4. An author cannot submit more than 25 papers.
Each author is limited to a maximum of 25 paper submissions. If an author registers more than 25 papers, the Program Chairs (PCs) will desk-reject any submissions exceeding this limit.
5. Large Language Models (LLMs) are strictly prohibited from being used for writing reviews or meta-reviews at any stage.
You are not permitted to use a Large Language Model (LLM) to write your review, regardless of whether the LLM is accessed locally or via an API. This policy includes, but is not limited to, the following:
- You may not ask an LLM to generate content for your review. The review must be entirely based on your own judgment.
- You may not share substantial content from the paper or your review with an LLM. For instance, using an LLM to translate a review is prohibited.
However, you may use an LLM for tasks such as conducting background research or checking short phrases for clarity.
Enforcement: Area Chairs will monitor reviews and meta-reviews for potential violations of the LLM policy. If a review is flagged as a possible violation, it will undergo the same oversight process as described earlier. The process will not aim to definitively determine whether a review was written by an LLM (as this is currently infeasible), but rather to assess whether the review is highly irresponsible. If it is deemed highly irresponsible, the reviewer’s submitted papers may be desk-rejected at the discretion of the Program Chairs (PCs).
6. The names of the reviewers will be visible on OpenReview to the other reviewers of the paper after the final paper decisions have been made.
Waiting for the final decision helps avoid authority bias. Reviewer names will also be visible to Area Chairs and Program Chairs, as per the policy in previous years.
7. All authors must complete their OpenReview profiles.

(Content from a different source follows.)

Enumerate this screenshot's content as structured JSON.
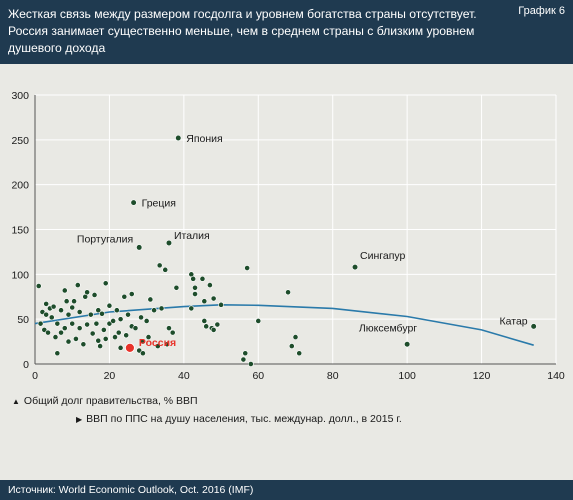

Complete OpenReview profiles are required for better assignment and conflict detection. Papers with authors who have not completed their profiles will be desk-rejected.
8. The supplementary materials deadline is the same as the paper deadline.
Historically, ICCV conferences have had two submission deadlines - one for the main paper and another one for the supplementary deadline. The primary reason for this was to ensure website stability during the time of submission. Over the years, an unfortunate outcome was that some submissions squeezed in new critical experiments into the supplementary material. ICCV 2025 will have a single submission deadline with increased load capacity for the submission website. This simplifies the submission process, reduces the paper decision timeline by a week and ensures consistency in the submission process.
9. Data Sharing
To improve future review quality, the ICCV 2025 Program Chairs (PCs) plan to share the ICCV 2025 reviewing data privately with the PCs of other related future venues. This data will include personally identifiable information about each reviewer, including statistics on review assessments and timeliness.